Она посмотрела на него.
— Потом он ушел.
— Он оставил вас одну в доме?
— Нет, не одну. Я слышала, как он ходит по дому. И еще телевизор… всю ночь работал телевизор.
Схема изменилась, подумал Мур, и они с Фростом обменялись недоуменными взглядами. Хирург явно обретал все большую уверенность. Наглел. Вместо того чтобы завершить убийство в течение нескольких часов, он тянул время. Всю ночь и следующий день он держал жертву привязанной к кровати, чтобы созерцать ее страх. Наплевав на риск, он решил насладиться ее муками. Продлить свое удовольствие.
Сигнал монитора вновь участился. Пусть ее голос был тусклым и безжизненным, но страх остался.
— Что было потом, Нина? — спросил Мур.
— Ближе к вечеру я, должно быть, заснула. Когда проснулась, было опять темно. Мне очень хотелось пить. Я больше ни о чем не могла думать, только о глотке воды…
— Он оставлял вас на какое-то время? В какой-то момент вы были одна в доме?
— Не знаю. Я слышала только телевизор. Когда он его выключил, я поняла, что он рядом. Что он возвращается в мою комнату.
— И, вернувшись, он включил свет?
— Да, — выдохнула она.
— Вы видели его лицо?
— Только его глаза. На нем была маска. Как у врача.
— Но вы видели его глаза.
— Да.
— Вы его узнали? Вы когда-нибудь прежде видели этого мужчину?
Последовало долгое молчание. Мур чувствовал, как сильно забилось сердце в ожидании ответа, который он надеялся услышать.
Но она тихо произнесла:
— Нет.
Он откинулся на спинку стула. Напряжение, царившее в палате, разом спало. Для этой жертвы Хирург был незнакомцем, человеком без имени, неведомо почему выбравшим именно ее.
Стараясь не выдавать своего разочарования, он попросил:
— Опишите его, Нина.
Она сделала глубокий вдох, закрыла глаза, словно пытаясь расшевелить память.
— У него… короткие волосы. Подстрижены очень аккуратно…
— Какого цвета?
— Русые. С легким медным отливом.
Совпадает с цветом волоса, обнаруженного в ране Елены Ортис.
— Он был белокожим? — спросил Мур.
— Да.
— А глаза?
— Светлые. Голубые или серые.
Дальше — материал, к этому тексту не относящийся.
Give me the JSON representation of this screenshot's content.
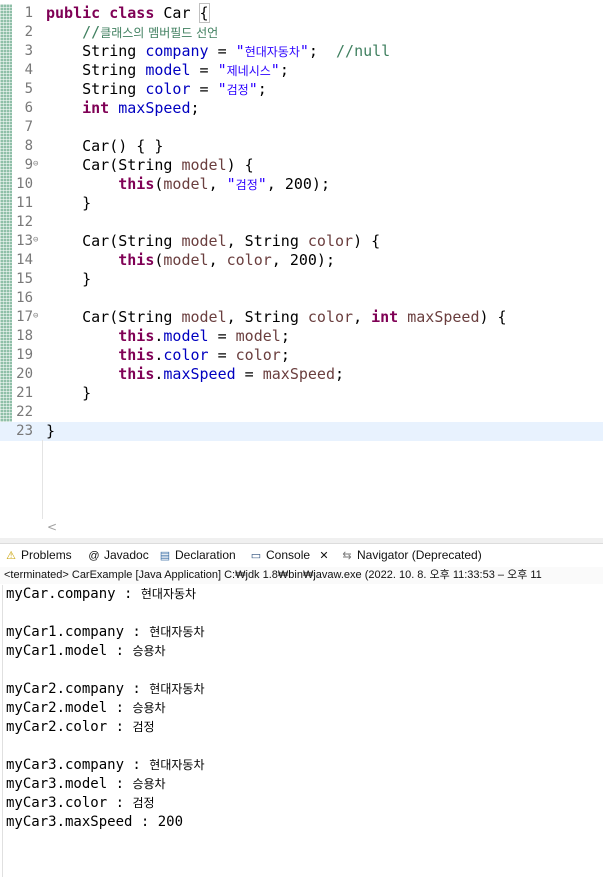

Я боялась смотреть ему в глаза.
— Лицо круглое или овальное?
— Узкое. — Она сделала паузу. — Обычное.
— Рост, вес?
— Мне трудно…
— Ну, навскидку, приблизительно.
Она вздохнула.
— Средние.
Средний. Обычный. Чудовище, которое ничем не выделялось из толпы.
Мур повернулся к Фросту.
— Давай покажем ей нашу подборку.
Фрост передал ему первый альбом с фотографиями, где на каждой странице умещалось по шесть снимков. Мур пристроил альбом на столике возле кровати и подвинул его к пациентке.